Drug delivery using thermo-responsive poly (N-isopropylacrylamide) based hydrogel and human osteo-sarcoma (HOS) cell adhesion on biomaterials

This dissertation presents the results obtained from recent experimental, theoretical and computational studies of drug delivery and cell adhesion in bio-micro-electro-mechanical systems (BioMEMS). These include: drug delivery device design and fabrication, the characterization of thermo-responsive poly (N-isopropylacrylamide) (PNIPA) based hydrogels, shear assay measurements, and cell alignment on micro-textured polydimethylsiloxane (PDMS).;A novel drug delivery device, with micro-channels and a coated heater layer, was designed and fabricated using photolithography techniques. The device employs thermo-responsive poly(N-isopropylacrylamide) (PNIPA) based hydrogels for controllable localized drug release.

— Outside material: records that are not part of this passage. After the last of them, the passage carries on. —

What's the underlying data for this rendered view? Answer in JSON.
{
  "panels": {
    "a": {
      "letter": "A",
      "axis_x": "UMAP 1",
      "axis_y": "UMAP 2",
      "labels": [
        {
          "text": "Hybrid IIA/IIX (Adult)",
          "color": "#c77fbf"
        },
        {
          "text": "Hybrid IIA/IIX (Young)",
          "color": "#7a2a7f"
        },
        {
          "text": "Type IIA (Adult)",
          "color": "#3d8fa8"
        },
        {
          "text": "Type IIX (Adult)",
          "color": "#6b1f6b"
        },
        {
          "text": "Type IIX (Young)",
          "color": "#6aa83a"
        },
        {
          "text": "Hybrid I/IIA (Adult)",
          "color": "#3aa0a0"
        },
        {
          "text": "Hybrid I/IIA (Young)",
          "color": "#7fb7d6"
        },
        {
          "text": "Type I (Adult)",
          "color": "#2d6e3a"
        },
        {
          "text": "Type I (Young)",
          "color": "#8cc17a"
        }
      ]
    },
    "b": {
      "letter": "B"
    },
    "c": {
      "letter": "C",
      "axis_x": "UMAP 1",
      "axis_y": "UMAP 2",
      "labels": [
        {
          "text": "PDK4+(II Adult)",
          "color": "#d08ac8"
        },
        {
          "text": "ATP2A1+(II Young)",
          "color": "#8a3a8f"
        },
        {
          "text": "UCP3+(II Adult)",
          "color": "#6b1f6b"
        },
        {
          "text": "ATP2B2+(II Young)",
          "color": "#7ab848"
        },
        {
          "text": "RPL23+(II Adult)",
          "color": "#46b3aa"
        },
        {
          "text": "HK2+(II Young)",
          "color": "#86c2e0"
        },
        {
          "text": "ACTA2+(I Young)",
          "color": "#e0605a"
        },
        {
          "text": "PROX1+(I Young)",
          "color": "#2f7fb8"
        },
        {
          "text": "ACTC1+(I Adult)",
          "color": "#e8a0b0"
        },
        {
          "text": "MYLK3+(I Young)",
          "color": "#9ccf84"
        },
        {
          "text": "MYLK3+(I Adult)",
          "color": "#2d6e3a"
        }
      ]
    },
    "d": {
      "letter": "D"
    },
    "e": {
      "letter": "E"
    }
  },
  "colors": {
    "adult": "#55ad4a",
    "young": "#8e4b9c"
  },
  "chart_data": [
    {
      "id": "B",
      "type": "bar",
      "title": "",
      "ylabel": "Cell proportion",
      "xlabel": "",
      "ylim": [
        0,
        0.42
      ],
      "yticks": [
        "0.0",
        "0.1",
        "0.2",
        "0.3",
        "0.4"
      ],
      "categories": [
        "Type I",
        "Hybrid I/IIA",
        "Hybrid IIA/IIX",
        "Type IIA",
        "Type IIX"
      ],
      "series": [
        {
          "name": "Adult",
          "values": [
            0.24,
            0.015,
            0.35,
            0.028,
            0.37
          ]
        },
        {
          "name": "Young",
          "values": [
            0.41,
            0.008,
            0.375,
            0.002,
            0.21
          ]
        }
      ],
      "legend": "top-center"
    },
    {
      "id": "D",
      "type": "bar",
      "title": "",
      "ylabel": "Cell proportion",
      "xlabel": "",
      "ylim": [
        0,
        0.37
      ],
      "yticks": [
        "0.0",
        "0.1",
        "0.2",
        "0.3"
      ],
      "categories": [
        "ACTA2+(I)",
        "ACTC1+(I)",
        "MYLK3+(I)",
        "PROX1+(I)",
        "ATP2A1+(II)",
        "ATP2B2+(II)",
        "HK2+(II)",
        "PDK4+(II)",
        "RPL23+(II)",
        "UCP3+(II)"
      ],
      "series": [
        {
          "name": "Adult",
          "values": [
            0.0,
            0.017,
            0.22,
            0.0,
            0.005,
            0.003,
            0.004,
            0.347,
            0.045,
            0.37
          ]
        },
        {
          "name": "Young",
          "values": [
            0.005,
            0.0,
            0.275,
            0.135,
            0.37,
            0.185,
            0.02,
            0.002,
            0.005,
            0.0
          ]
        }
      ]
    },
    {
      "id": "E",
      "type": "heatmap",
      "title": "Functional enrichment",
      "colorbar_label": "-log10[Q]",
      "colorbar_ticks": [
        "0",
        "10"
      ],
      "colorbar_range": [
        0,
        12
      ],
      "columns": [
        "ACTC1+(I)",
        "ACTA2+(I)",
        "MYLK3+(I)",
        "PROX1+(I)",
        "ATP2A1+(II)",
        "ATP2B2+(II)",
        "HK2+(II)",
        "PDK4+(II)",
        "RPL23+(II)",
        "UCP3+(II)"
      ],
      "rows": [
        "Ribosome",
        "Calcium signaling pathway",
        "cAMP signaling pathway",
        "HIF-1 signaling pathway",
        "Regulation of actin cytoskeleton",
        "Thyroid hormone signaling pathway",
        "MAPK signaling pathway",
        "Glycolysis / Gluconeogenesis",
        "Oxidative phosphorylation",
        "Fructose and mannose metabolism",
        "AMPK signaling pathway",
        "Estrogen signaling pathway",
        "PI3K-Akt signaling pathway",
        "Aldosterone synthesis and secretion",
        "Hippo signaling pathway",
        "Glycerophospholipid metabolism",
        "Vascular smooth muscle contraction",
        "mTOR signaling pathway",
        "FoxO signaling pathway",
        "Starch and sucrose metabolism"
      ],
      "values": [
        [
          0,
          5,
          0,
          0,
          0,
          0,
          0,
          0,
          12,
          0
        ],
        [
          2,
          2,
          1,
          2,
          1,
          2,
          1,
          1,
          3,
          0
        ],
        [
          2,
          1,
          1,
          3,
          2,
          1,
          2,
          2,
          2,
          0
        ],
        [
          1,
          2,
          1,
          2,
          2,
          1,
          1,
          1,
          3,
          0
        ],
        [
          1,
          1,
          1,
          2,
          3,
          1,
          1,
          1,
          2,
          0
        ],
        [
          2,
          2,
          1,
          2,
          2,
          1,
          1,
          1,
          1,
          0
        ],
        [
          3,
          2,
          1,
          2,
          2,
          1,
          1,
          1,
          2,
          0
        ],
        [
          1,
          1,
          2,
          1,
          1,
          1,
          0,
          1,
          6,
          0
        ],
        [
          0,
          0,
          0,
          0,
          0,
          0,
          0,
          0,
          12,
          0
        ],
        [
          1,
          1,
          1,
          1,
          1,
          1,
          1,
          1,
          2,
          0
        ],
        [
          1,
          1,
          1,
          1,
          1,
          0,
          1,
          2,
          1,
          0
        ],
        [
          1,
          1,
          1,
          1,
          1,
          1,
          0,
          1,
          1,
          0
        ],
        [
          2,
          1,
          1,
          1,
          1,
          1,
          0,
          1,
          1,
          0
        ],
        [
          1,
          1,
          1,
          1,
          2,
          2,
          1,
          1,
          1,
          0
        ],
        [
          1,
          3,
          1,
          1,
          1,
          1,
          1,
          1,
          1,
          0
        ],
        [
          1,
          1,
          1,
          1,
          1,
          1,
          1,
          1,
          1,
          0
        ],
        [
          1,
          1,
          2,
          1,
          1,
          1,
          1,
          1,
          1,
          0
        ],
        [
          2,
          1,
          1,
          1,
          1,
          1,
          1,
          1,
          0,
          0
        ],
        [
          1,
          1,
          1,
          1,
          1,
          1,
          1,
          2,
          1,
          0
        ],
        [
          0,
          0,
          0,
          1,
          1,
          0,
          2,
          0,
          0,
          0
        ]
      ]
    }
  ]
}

Thermo-responsive hydrogel (PNIPA) is modified with comonomer acrylamide (AAm) to increase the lower critical solution temperature (LCST) and sodium alginate (SA) to improve the swelling and diffusion performance. Trypan blue release is measured under different temperature control. Numerical studies show strong concentration dependent diffusion kinetics for drug release from the hydrogel. The coupled moving boundary problem during the diffusion process is also carefully simulated. The implications of the results are assessed for cell biophysics, and potential applications in implantable BioMEMS.;Human osteosarcoma (HOS) cells are cultured in vitro on selected biomaterials surfaces that are relevant to implantable biomedical systems. The interfacial strengths between single cancer cells and biocompatible materials are measured under shear flow. A combination of 3D in-situ confocal image reconstruction and computational fluid dynamics simulations are used to determine the interfacial strengths. Immuno-fluorescence staining reveals the sub-cellular adhesion between focal adhesion proteins and extra-cellular matrix (ECM) proteins. The spreading, alignment and integration of cells are also studied on micro-textured PDMS surfaces with systematic changes in groove height and spacing. The results obtained are related to cell mechanics, with applications in cancer cell detection and the integration of implantable devices with biological tissue.